In de wereld van vandaag is Willem Walraven een onderwerp van toenemende belangstelling en debat geworden. Met zijn impact op verschillende gebieden, zoals de samenleving, economie en cultuur, heeft Willem Walraven de aandacht getrokken van mensen van alle leeftijden en contexten. Vanaf het ontstaan tot aan de huidige evolutie heeft Willem Walraven eindeloze meningen, onderzoek en reflecties gegenereerd die de implicaties ervan proberen te begrijpen en analyseren.
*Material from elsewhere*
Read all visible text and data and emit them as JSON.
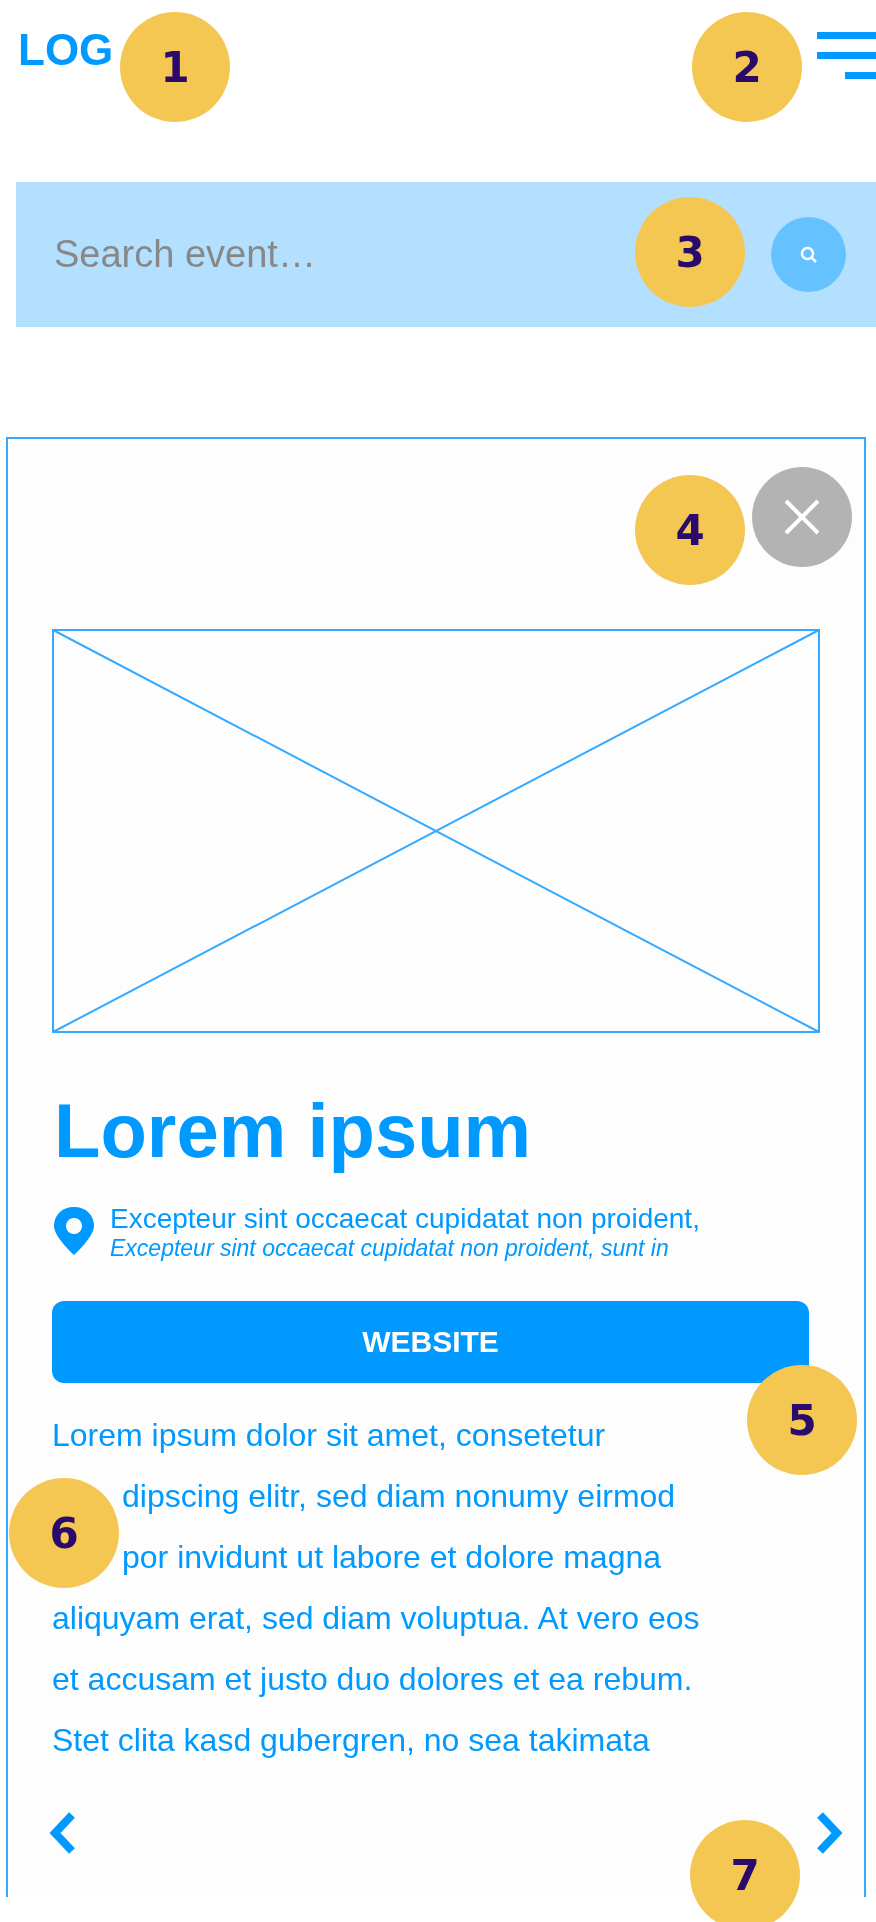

In dit artikel zullen we de verschillende aspecten onderzoeken die verband houden met Willem Walraven, van de implicaties ervan in het dagelijks leven tot de invloed ervan op de mondiale besluitvorming.mnopqrstuvwxyzabcdefghijklmn
Willem Walraven | ||||
---|---|---|---|---|
![]() | ||||
Algemene informatie | ||||
Pseudoniem(en) | Maarten Cornelis | |||
Geboren | 7 juni 1887 | |||
Geboorteplaats | Dirksland | |||
Overleden | 13 februari 1943 | |||
Overlijdensplaats | Banjoewangi | |||
Geboorteland | ![]() | |||
Beroep | auteur, journalist | |||
Dbnl-profiel | ||||
|
Willem Walraven (Dirksland, 7 juni 1887 - Banjoewangi, 13 februari 1943) was een Nederlands auteur en journalist. Hij werkte soms onder het pseudoniem Maarten Cornelis, dat hij ook wel afkortte tot M.C.
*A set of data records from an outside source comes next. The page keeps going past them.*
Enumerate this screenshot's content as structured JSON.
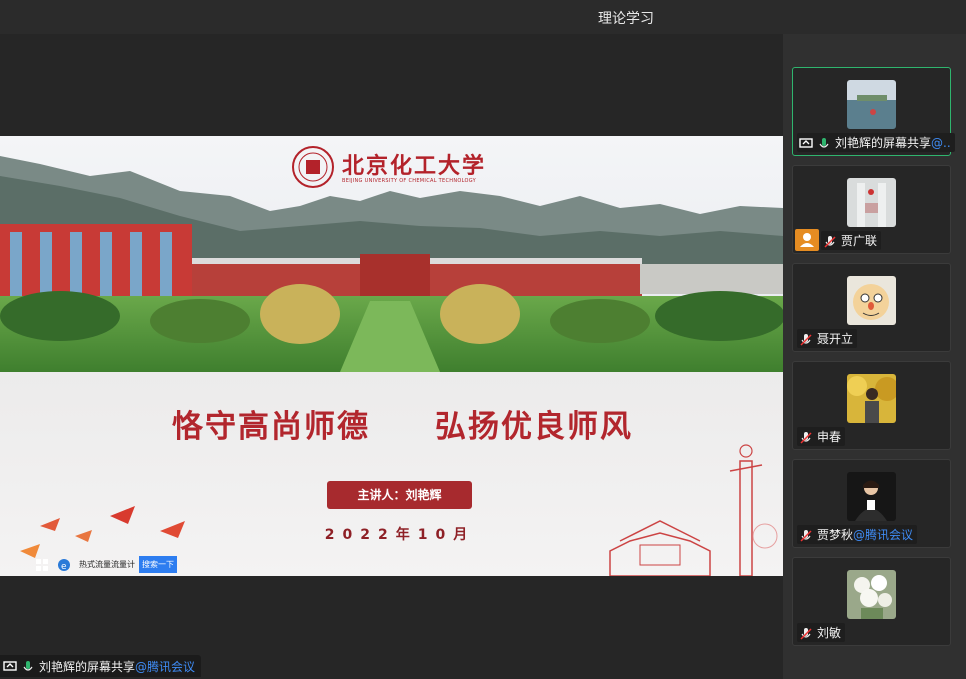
{
  "window": {
    "title": "理论学习"
  },
  "slide": {
    "university_cn": "北京化工大学",
    "university_en": "BEIJING UNIVERSITY OF CHEMICAL TECHNOLOGY",
    "slogan_left": "恪守高尚师德",
    "slogan_right": "弘扬优良师风",
    "speaker": "主讲人：刘艳辉",
    "date": "2022年10月",
    "taskbar": {
      "text": "热式流量流量计",
      "button": "搜索一下"
    }
  },
  "share_status": {
    "name": "刘艳辉的屏幕共享",
    "brand": "@腾讯会议"
  },
  "participants": [
    {
      "name": "刘艳辉的屏幕共享",
      "brand": "@..",
      "avatar": "lake-photo",
      "mic": "on",
      "screen_share": true,
      "active": true
    },
    {
      "name": "贾广联",
      "avatar": "snowy-gate-photo",
      "mic": "muted",
      "host": true
    },
    {
      "name": "聂开立",
      "avatar": "cartoon-face"
    },
    {
      "name": "申春",
      "avatar": "autumn-tree-portrait",
      "mic": "muted"
    },
    {
      "name": "贾梦秋",
      "brand": "@腾讯会议",
      "avatar": "portrait-photo",
      "mic": "muted"
    },
    {
      "name": "刘敏",
      "avatar": "white-roses-photo",
      "mic": "muted"
    }
  ],
  "colors": {
    "accent_green": "#2fb56e",
    "brand_blue": "#3f8cf5",
    "slide_red": "#b2262d",
    "host_orange": "#e58c22"
  }
}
Walraven werd geboren in 1887 in het Zuid-Hollandse Dirksland als zoon van de kruidenier Frans Walraven en Antje van Kassel. Hij emigreerde in 1909 naar Canada, maar keerde in 1914 alweer terug naar Dirksland. In 1915 gaf hij zich op voor het Nederlands-Indisch Leger en vertrok hij naar Nederlands-Indië. In het leger werkte hij als telegrafist en verrichtte hij daarnaast ook andere kantoorwerkzaamheden. In 1918 verliet hij de dienst en ging hij werken als boekhouder bij een oliefabriek in Banjoewangi op de oostpunt van Java. Na 1922 deed hij hetzelfde werk bij diverse suikerfabrieken. In 1929 deed hij een poging om een verlopen hotel in Pasoeroean weer rendabel te maken. Het kwam hem op zware verliezen te staan. Hij verhuisde vanaf 1922 diverse malen tot hij zich in 1931 vestigde in Blimbing, in de buurt van Malang.
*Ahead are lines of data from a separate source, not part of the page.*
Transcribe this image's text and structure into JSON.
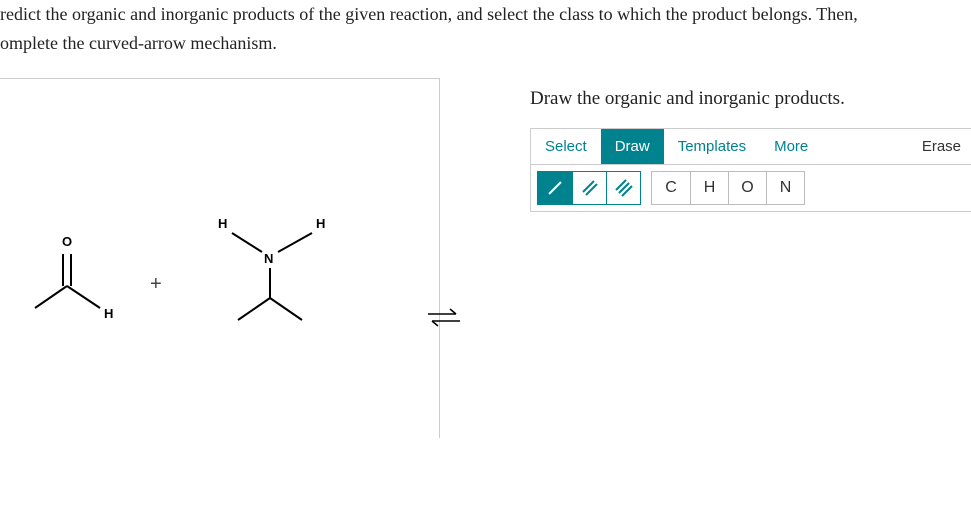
{
  "question": {
    "line1": "redict the organic and inorganic products of the given reaction, and select the class to which the product belongs. Then,",
    "line2": "omplete the curved-arrow mechanism."
  },
  "draw_panel": {
    "title": "Draw the organic and inorganic products."
  },
  "tabs": {
    "select": "Select",
    "draw": "Draw",
    "templates": "Templates",
    "more": "More",
    "erase": "Erase"
  },
  "elements": {
    "c": "C",
    "h": "H",
    "o": "O",
    "n": "N"
  },
  "atoms": {
    "o_label": "O",
    "h_label": "H",
    "n_label": "N"
  },
  "plus": "+"
}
In 1930 koos hij voor een leven als freelance journalist voor de Indische Courant, waar hij toen al zo'n vijf jaar af en toe voor schreef. Zijn stukken werden populair en trokken ook de aandacht van E. du Perron, die hem in 1939 persoonlijk ontmoette en zorgde dat hij ook in Nederland kon publiceren. In november 1940 werd in Nederlands-Indië het cultureel maandblad De Fakkel opgericht, dat weer verdween in december 1941, aan de vooravond van de Japanse bezetting. Voor dat blad schreef hij vier korte verhalen, waarvan er twee nog net voor de opheffing van het blad konden worden geplaatst: Op de grens en De clan. Beide verhalen zijn autobiografisch.
Walraven trouwde in 1919 met de Soendanese vrouw Itih (1898-1969) en kreeg negen kinderen met haar, van wie er één jong overleed. Walraven stierf op 13 februari 1943 in het jappenkamp Kesilir in Banjoewangi door malaria, dysenterie en uitputting.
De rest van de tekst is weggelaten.